C&EN: TODAY'S HEADLINES - IONIC LIQUID YIELDS NETWORK

MICHAEL FREEMANTLE

The discovery that room-temperature ionic liquids can be used as solvents to prepare extended networks of coordination complexes could lead to another potentially useful application of these materials.

Using a thermally stable and poorly coordinating ionic liquid as a solvent, chemistry professors Jing Li at Rutgers University and Scot Wherland at Washington State University and coworkers synthesized a crystalline copper-containing complex with a two-dimensional wavelike structure that resembles a brick wall [Chem. Commun., 2002, 2872].

Li and colleagues prepared the coordination complex—[Cu(I)(bpp)]BF4—by the reaction of Cu(NO₃)2*3H₂O with 1,3-bis(4-pyridyl)propane (bpp) using 1-butyl-3-methylimidazolium tetrafluoroborate ([bmim][BF4]) as solvent.

“The low solubility of coordination polymers means that their isolation as single crystals and subsequent structural characterization has been somewhat hindered,” remarks coordination polymer expert Michael J. Zaworotko, a chemistry professor at the University of South Florida. The use of ionic liquids, he says, represents a new and potentially broad-ranging methodology that should be applicable to a wide range of metals and ligands.

Ionic liquids have a number of advantages over organic solvents, including high thermal stability, low volatility, and the ability to be tailored to meet specific synthetic needs, Li points out.
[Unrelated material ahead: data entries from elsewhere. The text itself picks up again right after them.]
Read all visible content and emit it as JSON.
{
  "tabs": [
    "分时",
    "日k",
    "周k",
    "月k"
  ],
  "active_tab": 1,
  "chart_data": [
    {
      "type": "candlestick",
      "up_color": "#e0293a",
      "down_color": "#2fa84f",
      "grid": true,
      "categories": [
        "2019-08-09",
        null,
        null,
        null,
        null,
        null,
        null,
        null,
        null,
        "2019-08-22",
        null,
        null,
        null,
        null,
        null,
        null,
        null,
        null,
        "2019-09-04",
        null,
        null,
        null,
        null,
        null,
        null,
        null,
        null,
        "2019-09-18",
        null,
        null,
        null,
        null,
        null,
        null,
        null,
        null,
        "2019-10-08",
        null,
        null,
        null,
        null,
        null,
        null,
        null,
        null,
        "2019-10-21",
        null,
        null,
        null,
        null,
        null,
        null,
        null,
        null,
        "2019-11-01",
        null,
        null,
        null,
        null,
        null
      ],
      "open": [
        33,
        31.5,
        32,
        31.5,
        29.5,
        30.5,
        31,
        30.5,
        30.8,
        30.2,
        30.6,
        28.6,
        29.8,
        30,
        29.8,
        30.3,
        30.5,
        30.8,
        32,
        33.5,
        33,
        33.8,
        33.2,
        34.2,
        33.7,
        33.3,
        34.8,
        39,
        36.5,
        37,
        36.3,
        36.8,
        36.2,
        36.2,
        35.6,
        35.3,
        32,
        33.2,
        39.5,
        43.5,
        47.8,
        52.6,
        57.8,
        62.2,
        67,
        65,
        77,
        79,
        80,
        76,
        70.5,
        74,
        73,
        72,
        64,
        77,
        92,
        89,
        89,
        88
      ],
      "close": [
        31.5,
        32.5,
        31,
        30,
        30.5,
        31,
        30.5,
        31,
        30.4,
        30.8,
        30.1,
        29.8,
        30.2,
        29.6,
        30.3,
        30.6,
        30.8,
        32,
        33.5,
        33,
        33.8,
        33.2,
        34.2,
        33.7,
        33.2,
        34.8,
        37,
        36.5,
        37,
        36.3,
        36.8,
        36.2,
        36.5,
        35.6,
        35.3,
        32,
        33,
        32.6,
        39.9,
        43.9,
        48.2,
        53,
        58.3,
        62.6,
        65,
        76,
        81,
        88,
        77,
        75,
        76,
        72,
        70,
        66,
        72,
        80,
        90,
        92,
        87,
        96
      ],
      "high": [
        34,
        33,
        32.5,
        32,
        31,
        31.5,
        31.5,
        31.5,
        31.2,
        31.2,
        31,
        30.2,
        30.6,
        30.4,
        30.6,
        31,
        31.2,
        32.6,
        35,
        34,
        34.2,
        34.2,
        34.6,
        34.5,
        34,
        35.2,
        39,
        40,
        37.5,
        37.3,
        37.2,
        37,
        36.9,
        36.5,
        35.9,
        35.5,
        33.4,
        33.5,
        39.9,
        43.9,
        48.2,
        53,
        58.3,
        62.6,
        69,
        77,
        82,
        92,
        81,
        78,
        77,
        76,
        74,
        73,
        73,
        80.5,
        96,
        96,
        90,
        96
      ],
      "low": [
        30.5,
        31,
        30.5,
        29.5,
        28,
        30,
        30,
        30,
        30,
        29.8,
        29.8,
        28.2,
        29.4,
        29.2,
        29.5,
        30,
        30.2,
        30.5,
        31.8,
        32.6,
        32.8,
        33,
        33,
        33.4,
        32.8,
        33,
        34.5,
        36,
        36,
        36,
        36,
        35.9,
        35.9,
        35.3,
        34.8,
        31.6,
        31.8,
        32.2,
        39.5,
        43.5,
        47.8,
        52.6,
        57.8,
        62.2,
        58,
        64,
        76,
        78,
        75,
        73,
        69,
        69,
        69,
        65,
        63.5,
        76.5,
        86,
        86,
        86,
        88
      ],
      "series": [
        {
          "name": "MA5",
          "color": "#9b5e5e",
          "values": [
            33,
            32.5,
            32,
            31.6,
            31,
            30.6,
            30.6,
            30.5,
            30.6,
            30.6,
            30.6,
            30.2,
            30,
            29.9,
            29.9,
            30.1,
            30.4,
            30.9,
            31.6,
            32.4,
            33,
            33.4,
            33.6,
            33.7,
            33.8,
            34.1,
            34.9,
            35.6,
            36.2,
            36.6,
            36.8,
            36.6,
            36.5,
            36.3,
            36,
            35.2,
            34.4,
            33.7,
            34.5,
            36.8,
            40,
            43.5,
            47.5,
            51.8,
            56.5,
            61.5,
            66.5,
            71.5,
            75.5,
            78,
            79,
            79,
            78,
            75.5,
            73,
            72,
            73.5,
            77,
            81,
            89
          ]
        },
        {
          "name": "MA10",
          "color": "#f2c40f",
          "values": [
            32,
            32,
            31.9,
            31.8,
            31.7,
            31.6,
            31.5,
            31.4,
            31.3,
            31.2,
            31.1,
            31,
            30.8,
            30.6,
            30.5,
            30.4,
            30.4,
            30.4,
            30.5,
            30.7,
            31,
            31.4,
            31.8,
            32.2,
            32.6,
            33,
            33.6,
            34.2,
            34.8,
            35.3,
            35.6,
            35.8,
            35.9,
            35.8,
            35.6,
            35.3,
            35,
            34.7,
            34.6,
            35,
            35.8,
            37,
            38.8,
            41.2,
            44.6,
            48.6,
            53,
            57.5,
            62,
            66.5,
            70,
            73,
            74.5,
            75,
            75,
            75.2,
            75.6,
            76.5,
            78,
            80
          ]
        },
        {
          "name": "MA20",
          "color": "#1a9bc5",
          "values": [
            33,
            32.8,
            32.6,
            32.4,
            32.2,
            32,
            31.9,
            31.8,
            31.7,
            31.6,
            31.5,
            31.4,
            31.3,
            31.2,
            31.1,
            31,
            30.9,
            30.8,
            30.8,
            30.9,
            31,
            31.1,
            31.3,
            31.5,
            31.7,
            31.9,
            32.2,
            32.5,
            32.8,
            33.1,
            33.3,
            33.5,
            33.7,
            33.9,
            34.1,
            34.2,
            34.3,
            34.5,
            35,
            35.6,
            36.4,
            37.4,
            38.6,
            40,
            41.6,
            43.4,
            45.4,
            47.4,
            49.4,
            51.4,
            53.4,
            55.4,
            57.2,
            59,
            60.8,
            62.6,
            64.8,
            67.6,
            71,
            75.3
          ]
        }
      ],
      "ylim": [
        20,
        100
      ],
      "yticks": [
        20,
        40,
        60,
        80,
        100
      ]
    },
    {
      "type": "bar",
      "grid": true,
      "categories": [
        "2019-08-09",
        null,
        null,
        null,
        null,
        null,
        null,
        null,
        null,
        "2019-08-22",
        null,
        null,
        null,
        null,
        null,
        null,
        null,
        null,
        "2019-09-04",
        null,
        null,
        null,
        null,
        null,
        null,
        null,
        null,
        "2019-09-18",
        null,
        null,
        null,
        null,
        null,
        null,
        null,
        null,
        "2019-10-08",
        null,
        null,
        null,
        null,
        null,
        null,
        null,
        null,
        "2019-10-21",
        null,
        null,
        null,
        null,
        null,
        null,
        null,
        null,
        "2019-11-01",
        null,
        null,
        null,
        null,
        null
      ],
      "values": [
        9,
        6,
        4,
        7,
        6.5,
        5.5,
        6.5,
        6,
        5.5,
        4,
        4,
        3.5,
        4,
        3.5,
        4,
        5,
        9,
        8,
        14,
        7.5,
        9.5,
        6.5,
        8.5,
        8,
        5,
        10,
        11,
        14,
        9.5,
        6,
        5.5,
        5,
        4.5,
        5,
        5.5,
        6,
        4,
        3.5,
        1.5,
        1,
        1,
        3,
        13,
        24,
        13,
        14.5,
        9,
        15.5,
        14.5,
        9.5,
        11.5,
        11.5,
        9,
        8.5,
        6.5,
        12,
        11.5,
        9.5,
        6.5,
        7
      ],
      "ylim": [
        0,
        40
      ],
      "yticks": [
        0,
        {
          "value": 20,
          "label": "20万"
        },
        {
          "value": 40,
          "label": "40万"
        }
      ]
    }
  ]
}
In addition, “the special nature of the ionic liquid leads to different structures compared with those obtained by other routes,” explains ionic liquids expert Peter Wasserscheid, a chemistry lecturer at Rhine-Westphalia Technical University (RWTH), Aachen, Germany.

“The current work signifies the beginning of our efforts in exploring this area,” Li tells C&EN. Now, she explains, “We will conduct an extensive study to investigate the applicability of ionic liquids in the synthesis of coordination network structures in general.”